I didn’t just shrug and took it on the chin when my husband chose to have a mini nervous breakdown when I needed him most during the chemotherapy. Nor when he left me to my devices to sink or swim afterwards when I had struggled with superhuman courage and strength to get better, when I thought we had weathered the storm and things could only get better, He chose that precise moment to excommunicate me from his life, heart and mind. Still gobsmacked how he could just comparmentalise the past, present and future. He announced my position as the devoted spouse was surplus to requirement with immediate effect, no redundancy package, no pay in lieu of notice, nope, zilch, as if he was saying I fancy fish and chips tonight.
I felt it was because of my myriad of faults, weaknesses, merely being me that caused the marriage to fail so dramatically and utterly. I had made his life hell, my recurring depressions, the recurrence led to the demise of the business as he couldn’t focus on turning it round, my social ineptness at getting along with his parents made him piggy in the middle all the time adding further stress … He’d waited all these years for me to change but it is clear I wasn’t going to. I am too stubborn, I could get better, I knew how, God knows I have been advised by enough therapists, psychologists … but I had to do it my way.

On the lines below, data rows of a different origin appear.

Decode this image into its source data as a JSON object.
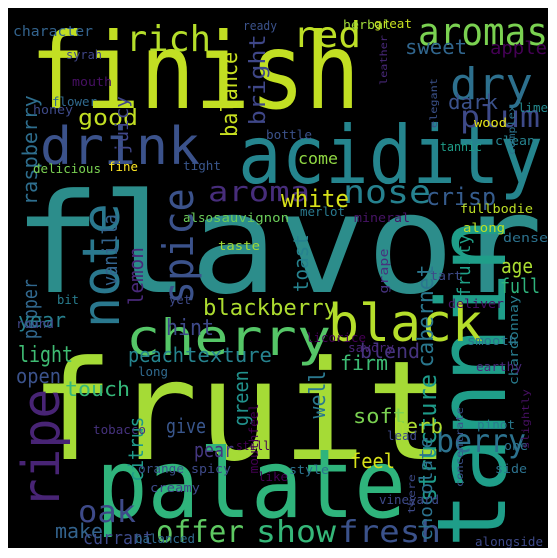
{
  "wordcloud": {
    "background": "#000000",
    "palette": "viridis",
    "words": [
      {
        "text": "flavor",
        "color": "#2c8d8b"
      },
      {
        "text": "fruit",
        "color": "#a5db36"
      },
      {
        "text": "finish",
        "color": "#c2df23"
      },
      {
        "text": "palate",
        "color": "#2fb47c"
      },
      {
        "text": "acidity",
        "color": "#25858e"
      },
      {
        "text": "tannin",
        "color": "#1f9e89"
      },
      {
        "text": "drink",
        "color": "#3b528b"
      },
      {
        "text": "cherry",
        "color": "#55c667"
      },
      {
        "text": "black",
        "color": "#b5de2b"
      },
      {
        "text": "note",
        "color": "#2a788e"
      },
      {
        "text": "ripe",
        "color": "#482475"
      },
      {
        "text": "aromas",
        "color": "#7ad151"
      },
      {
        "text": "dry",
        "color": "#2d708e"
      },
      {
        "text": "rich",
        "color": "#b5de2b"
      },
      {
        "text": "red",
        "color": "#bddf26"
      },
      {
        "text": "spice",
        "color": "#3b528b"
      },
      {
        "text": "plum",
        "color": "#3e4a89"
      },
      {
        "text": "nose",
        "color": "#26818e"
      },
      {
        "text": "aroma",
        "color": "#472d7b"
      },
      {
        "text": "berry",
        "color": "#2c728e"
      },
      {
        "text": "fresh",
        "color": "#3b528b"
      },
      {
        "text": "offer",
        "color": "#5ec962"
      },
      {
        "text": "show",
        "color": "#35b779"
      },
      {
        "text": "oak",
        "color": "#3e4a89"
      },
      {
        "text": "structure",
        "color": "#1e9b8a"
      },
      {
        "text": "blackberry",
        "color": "#addc30"
      },
      {
        "text": "cabernet",
        "color": "#2a778e"
      },
      {
        "text": "crisp",
        "color": "#365c8d"
      },
      {
        "text": "white",
        "color": "#d8e219"
      },
      {
        "text": "bright",
        "color": "#3f4788"
      },
      {
        "text": "balance",
        "color": "#c8e020"
      },
      {
        "text": "good",
        "color": "#c2df23"
      },
      {
        "text": "juicy",
        "color": "#404688"
      },
      {
        "text": "dark",
        "color": "#3b528b"
      },
      {
        "text": "sweet",
        "color": "#31668e"
      },
      {
        "text": "apple",
        "color": "#440154"
      },
      {
        "text": "raspberry",
        "color": "#2e6e8e"
      },
      {
        "text": "vanilla",
        "color": "#33638d"
      },
      {
        "text": "lemon",
        "color": "#482878"
      },
      {
        "text": "toast",
        "color": "#26828e"
      },
      {
        "text": "fruity",
        "color": "#1fa188"
      },
      {
        "text": "age",
        "color": "#aadc32"
      },
      {
        "text": "full",
        "color": "#2fb47c"
      },
      {
        "text": "hint",
        "color": "#3e4989"
      },
      {
        "text": "pepper",
        "color": "#31688e"
      },
      {
        "text": "year",
        "color": "#27808e"
      },
      {
        "text": "light",
        "color": "#3fbc73"
      },
      {
        "text": "peach",
        "color": "#25848e"
      },
      {
        "text": "texture",
        "color": "#26828e"
      },
      {
        "text": "blend",
        "color": "#46337e"
      },
      {
        "text": "firm",
        "color": "#3dbc74"
      },
      {
        "text": "open",
        "color": "#3b528b"
      },
      {
        "text": "touch",
        "color": "#35b779"
      },
      {
        "text": "soft",
        "color": "#7ad151"
      },
      {
        "text": "herb",
        "color": "#addc30"
      },
      {
        "text": "well",
        "color": "#2a788e"
      },
      {
        "text": "green",
        "color": "#21918c"
      },
      {
        "text": "give",
        "color": "#39568c"
      },
      {
        "text": "citrus",
        "color": "#1f9a8a"
      },
      {
        "text": "pear",
        "color": "#453781"
      },
      {
        "text": "feel",
        "color": "#d8e219"
      },
      {
        "text": "chocolate",
        "color": "#2c728e"
      },
      {
        "text": "make",
        "color": "#33638d"
      },
      {
        "text": "currant",
        "color": "#3e4a89"
      },
      {
        "text": "character",
        "color": "#33638d"
      },
      {
        "text": "come",
        "color": "#90d743"
      },
      {
        "text": "delicious",
        "color": "#7ad151"
      },
      {
        "text": "fine",
        "color": "#fde725"
      },
      {
        "text": "tight",
        "color": "#39568c"
      },
      {
        "text": "also",
        "color": "#6ccd5a"
      },
      {
        "text": "sauvignon",
        "color": "#6ccd5a"
      },
      {
        "text": "merlot",
        "color": "#29798e"
      },
      {
        "text": "mineral",
        "color": "#481467"
      },
      {
        "text": "fullbodie",
        "color": "#bddf26"
      },
      {
        "text": "wood",
        "color": "#e5e419"
      },
      {
        "text": "clean",
        "color": "#26828e"
      },
      {
        "text": "tannic",
        "color": "#1f9e89"
      },
      {
        "text": "lime",
        "color": "#23898e"
      },
      {
        "text": "complex",
        "color": "#2c728e"
      },
      {
        "text": "leather",
        "color": "#482878"
      },
      {
        "text": "herbal",
        "color": "#a0da39"
      },
      {
        "text": "great",
        "color": "#c8e020"
      },
      {
        "text": "ready",
        "color": "#3b528b"
      },
      {
        "text": "syrah",
        "color": "#404688"
      },
      {
        "text": "mouth",
        "color": "#471063"
      },
      {
        "text": "flower",
        "color": "#306a8e"
      },
      {
        "text": "honey",
        "color": "#3e4a89"
      },
      {
        "text": "elegant",
        "color": "#3b528b"
      },
      {
        "text": "bottle",
        "color": "#3b528b"
      },
      {
        "text": "along",
        "color": "#bddf26"
      },
      {
        "text": "taste",
        "color": "#a0da39"
      },
      {
        "text": "dense",
        "color": "#2c728e"
      },
      {
        "text": "grape",
        "color": "#46327e"
      },
      {
        "text": "tart",
        "color": "#3e4a89"
      },
      {
        "text": "bit",
        "color": "#287d8e"
      },
      {
        "text": "yet",
        "color": "#3e4a89"
      },
      {
        "text": "deliver",
        "color": "#471063"
      },
      {
        "text": "round",
        "color": "#404688"
      },
      {
        "text": "long",
        "color": "#306a8e"
      },
      {
        "text": "licorice",
        "color": "#440154"
      },
      {
        "text": "savory",
        "color": "#482475"
      },
      {
        "text": "smooth",
        "color": "#2c728e"
      },
      {
        "text": "chardonnay",
        "color": "#287c8e"
      },
      {
        "text": "earthy",
        "color": "#482878"
      },
      {
        "text": "mouthfeel",
        "color": "#440154"
      },
      {
        "text": "tobacco",
        "color": "#46327e"
      },
      {
        "text": "still",
        "color": "#440154"
      },
      {
        "text": "lead",
        "color": "#3e4a89"
      },
      {
        "text": "pinot",
        "color": "#29798e"
      },
      {
        "text": "one",
        "color": "#2c728e"
      },
      {
        "text": "orange",
        "color": "#3b528b"
      },
      {
        "text": "spicy",
        "color": "#3e4a89"
      },
      {
        "text": "like",
        "color": "#440154"
      },
      {
        "text": "style",
        "color": "#2c728e"
      },
      {
        "text": "creamy",
        "color": "#3e4a89"
      },
      {
        "text": "balanced",
        "color": "#306a8e"
      },
      {
        "text": "there",
        "color": "#3e4a89"
      },
      {
        "text": "vineyard",
        "color": "#3e4a89"
      },
      {
        "text": "concentrate",
        "color": "#3b528b"
      },
      {
        "text": "side",
        "color": "#2c728e"
      },
      {
        "text": "slightly",
        "color": "#471063"
      },
      {
        "text": "alongside",
        "color": "#3e4a89"
      }
    ]
  }
}
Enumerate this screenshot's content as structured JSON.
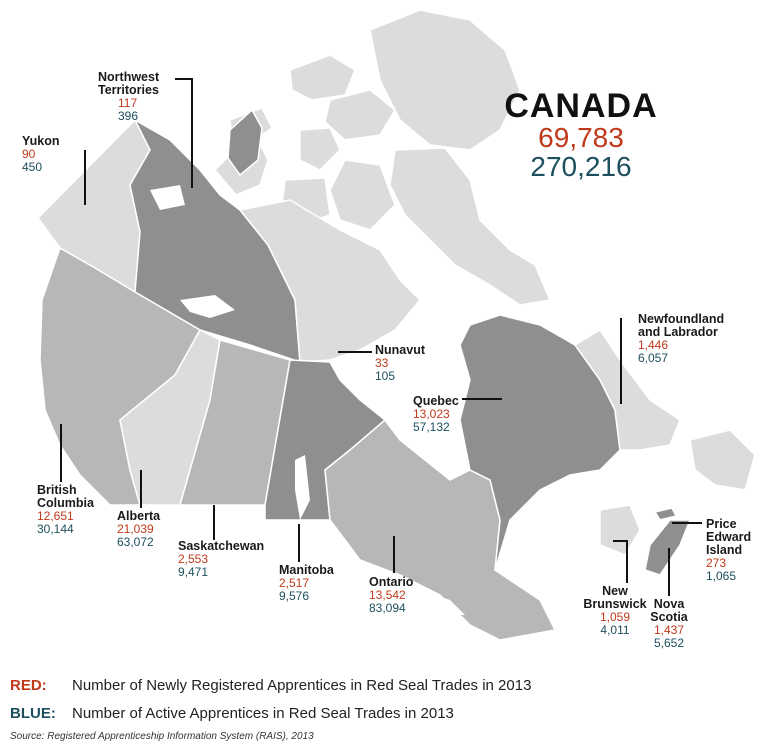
{
  "country": {
    "name": "CANADA",
    "new_apprentices": "69,783",
    "active_apprentices": "270,216"
  },
  "colors": {
    "red": "#c0391b",
    "blue": "#1d4f5e",
    "light": "#dcdcdc",
    "mid": "#b7b7b7",
    "dark": "#8f8f8f"
  },
  "regions": [
    {
      "id": "yukon",
      "name": "Yukon",
      "red": "90",
      "blue": "450"
    },
    {
      "id": "nwt",
      "name": "Northwest Territories",
      "red": "117",
      "blue": "396"
    },
    {
      "id": "nunavut",
      "name": "Nunavut",
      "red": "33",
      "blue": "105"
    },
    {
      "id": "bc",
      "name": "British Columbia",
      "red": "12,651",
      "blue": "30,144"
    },
    {
      "id": "alberta",
      "name": "Alberta",
      "red": "21,039",
      "blue": "63,072"
    },
    {
      "id": "sask",
      "name": "Saskatchewan",
      "red": "2,553",
      "blue": "9,471"
    },
    {
      "id": "manitoba",
      "name": "Manitoba",
      "red": "2,517",
      "blue": "9,576"
    },
    {
      "id": "ontario",
      "name": "Ontario",
      "red": "13,542",
      "blue": "83,094"
    },
    {
      "id": "quebec",
      "name": "Quebec",
      "red": "13,023",
      "blue": "57,132"
    },
    {
      "id": "nl",
      "name": "Newfoundland and Labrador",
      "red": "1,446",
      "blue": "6,057"
    },
    {
      "id": "nb",
      "name": "New Brunswick",
      "red": "1,059",
      "blue": "4,011"
    },
    {
      "id": "ns",
      "name": "Nova Scotia",
      "red": "1,437",
      "blue": "5,652"
    },
    {
      "id": "pei",
      "name": "Price Edward Island",
      "red": "273",
      "blue": "1,065"
    }
  ],
  "legend": {
    "red_key": "RED:",
    "red_text": "Number of Newly Registered Apprentices in Red Seal Trades in 2013",
    "blue_key": "BLUE:",
    "blue_text": "Number of Active Apprentices in Red Seal Trades in 2013"
  },
  "source": "Source: Registered Apprenticeship Information System (RAIS), 2013"
}
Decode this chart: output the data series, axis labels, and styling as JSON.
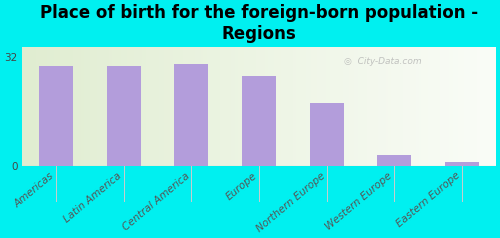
{
  "title": "Place of birth for the foreign-born population -\nRegions",
  "categories": [
    "Americas",
    "Latin America",
    "Central America",
    "Europe",
    "Northern Europe",
    "Western Europe",
    "Eastern Europe"
  ],
  "values": [
    29.5,
    29.5,
    30.0,
    26.5,
    18.5,
    3.2,
    1.2
  ],
  "bar_color": "#b39ddb",
  "background_color": "#00f0f0",
  "ylim": [
    0,
    35
  ],
  "yticks": [
    0,
    32
  ],
  "title_fontsize": 12,
  "tick_fontsize": 7.5,
  "watermark": "  City-Data.com",
  "watermark_icon": "◎"
}
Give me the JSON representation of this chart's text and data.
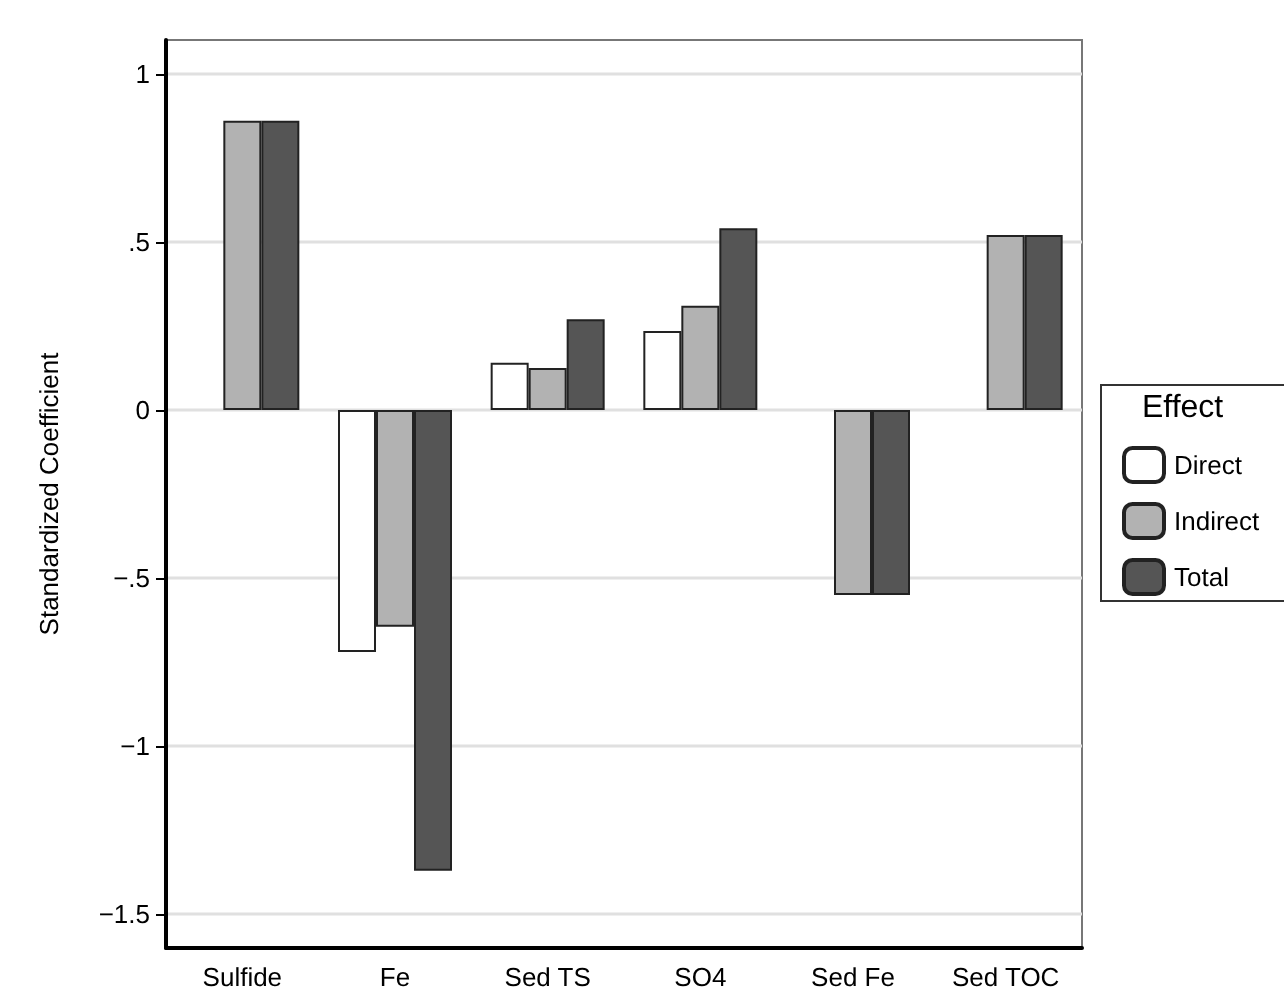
{
  "chart_data": {
    "type": "bar",
    "ylabel": "Standardized Coefficient",
    "legend_title": "Effect",
    "categories": [
      "Sulfide",
      "Fe",
      "Sed TS",
      "SO4",
      "Sed Fe",
      "Sed TOC"
    ],
    "series": [
      {
        "name": "Direct",
        "color": "#ffffff",
        "values": [
          null,
          -0.72,
          0.14,
          0.235,
          null,
          null
        ]
      },
      {
        "name": "Indirect",
        "color": "#b2b2b2",
        "values": [
          0.86,
          -0.645,
          0.125,
          0.31,
          -0.55,
          0.52
        ]
      },
      {
        "name": "Total",
        "color": "#555555",
        "values": [
          0.86,
          -1.37,
          0.27,
          0.54,
          -0.55,
          0.52
        ]
      }
    ],
    "ylim": [
      -1.6,
      1.1
    ],
    "yticks": [
      {
        "value": -1.5,
        "label": "−1.5"
      },
      {
        "value": -1,
        "label": "−1"
      },
      {
        "value": -0.5,
        "label": "−.5"
      },
      0,
      {
        "value": 0.5,
        "label": ".5"
      },
      1
    ],
    "grid": "y",
    "legend": "right"
  }
}
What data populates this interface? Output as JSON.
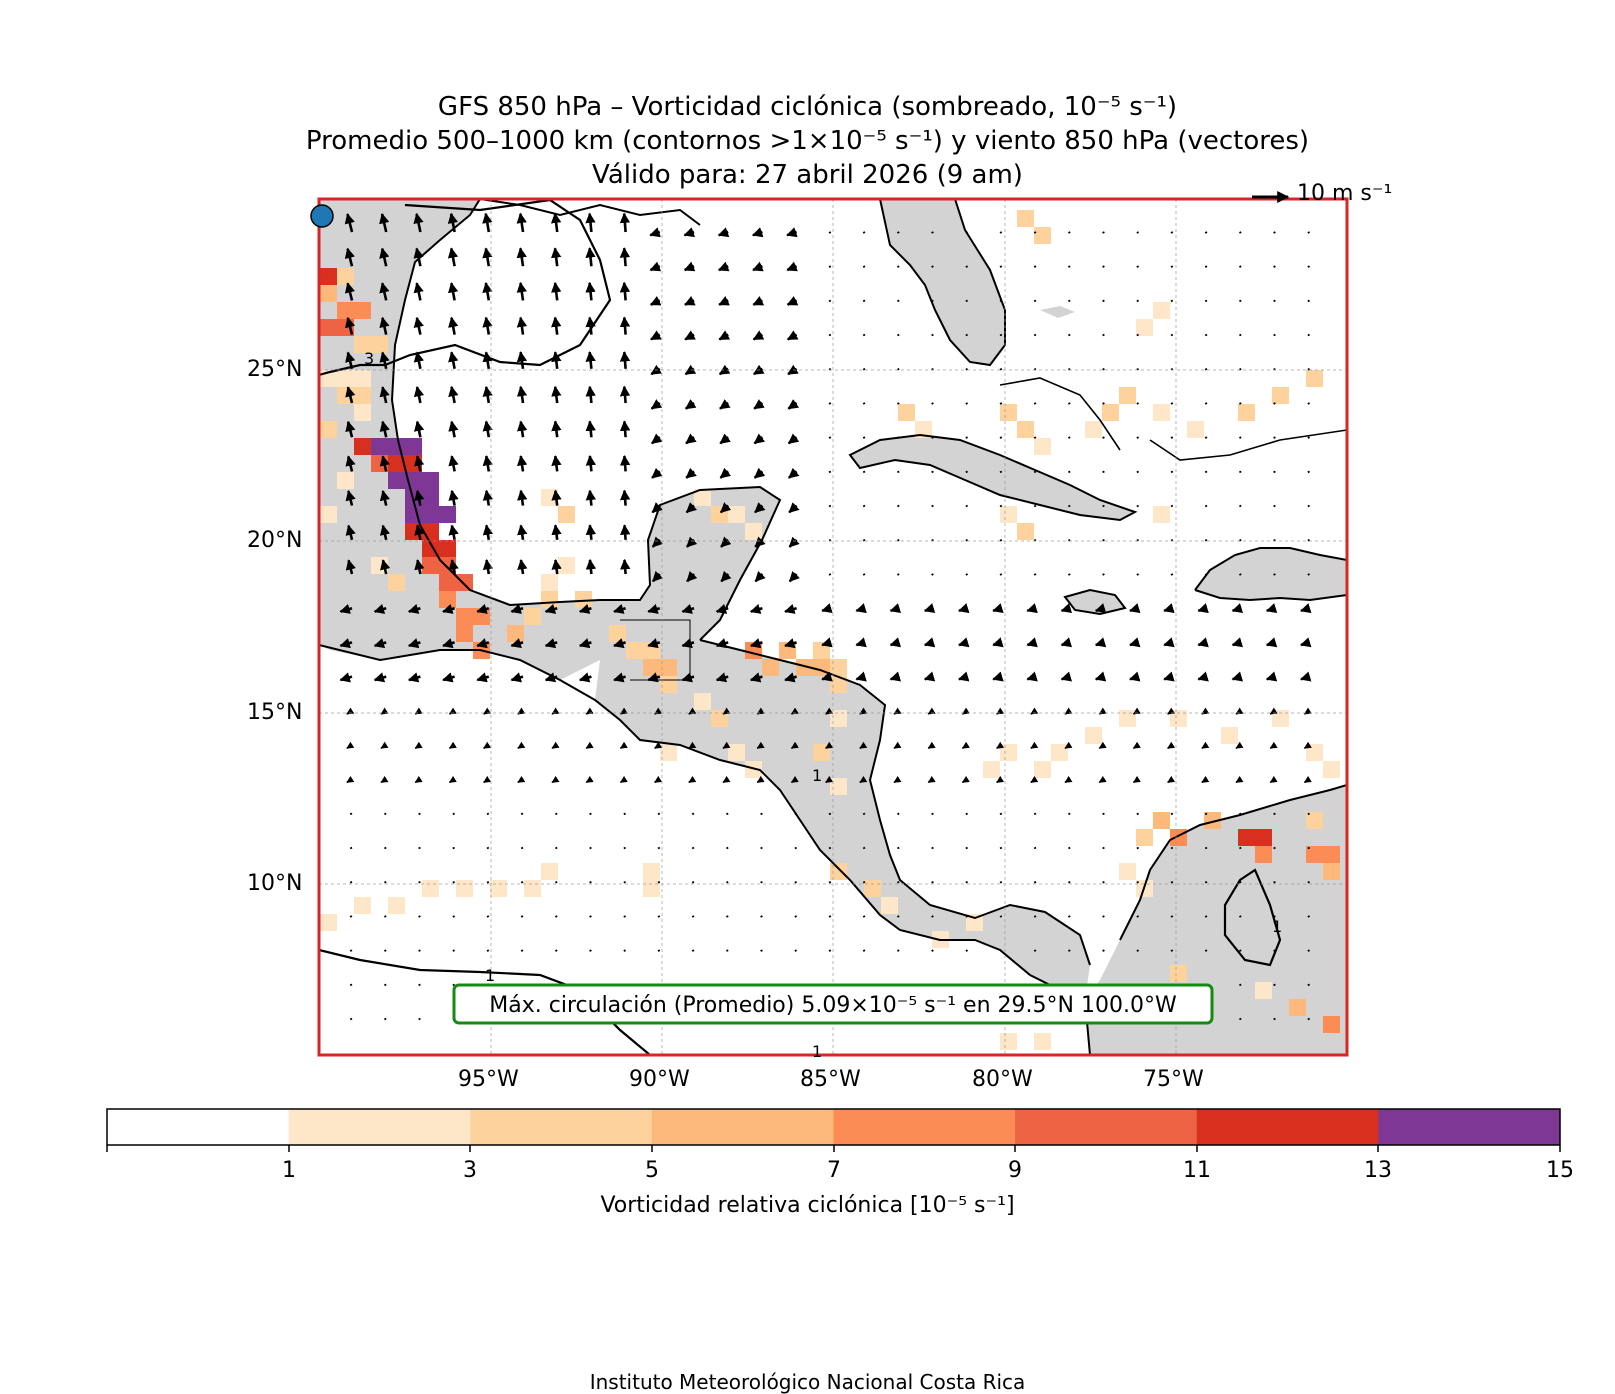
{
  "title": {
    "line1": "GFS 850 hPa – Vorticidad ciclónica (sombreado, 10⁻⁵ s⁻¹)",
    "line2": "Promedio 500–1000 km (contornos >1×10⁻⁵ s⁻¹) y viento 850 hPa (vectores)",
    "line3": "Válido para: 27 abril 2026 (9 am)"
  },
  "reference_vector": "10 m s⁻¹",
  "annotation": "Máx. circulación (Promedio) 5.09×10⁻⁵ s⁻¹ en 29.5°N 100.0°W",
  "lat_labels": [
    "25°N",
    "20°N",
    "15°N",
    "10°N"
  ],
  "lon_labels": [
    "95°W",
    "90°W",
    "85°W",
    "80°W",
    "75°W"
  ],
  "contour_labels": [
    "3",
    "1",
    "1",
    "1",
    "1"
  ],
  "colorbar": {
    "label": "Vorticidad relativa ciclónica [10⁻⁵ s⁻¹]",
    "ticks": [
      "1",
      "3",
      "5",
      "7",
      "9",
      "11",
      "13",
      "15"
    ],
    "colors": [
      "#ffffff",
      "#fee6c8",
      "#fdd29c",
      "#fdb97c",
      "#fc8c55",
      "#ee6344",
      "#d7301f",
      "#7e3794"
    ]
  },
  "credit": "Instituto Meteorológico Nacional Costa Rica",
  "colors": {
    "frame": "#d62728",
    "land": "#d3d3d3",
    "annotation_border": "#138a13"
  }
}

I wasn’t tough enough, rational enough, socially skilled, fun enough, chilled enough, in short I just wasn’t good enough. There was something seriously wrong with me.
Dr Brown’s message comes as a great relief, there is nothing fundamentally flawed with me, I am not paranoid, the problem, I am just human, like the rest of the homo sapiens, imperfect and vulnerable. This is the best present Santa could have brought.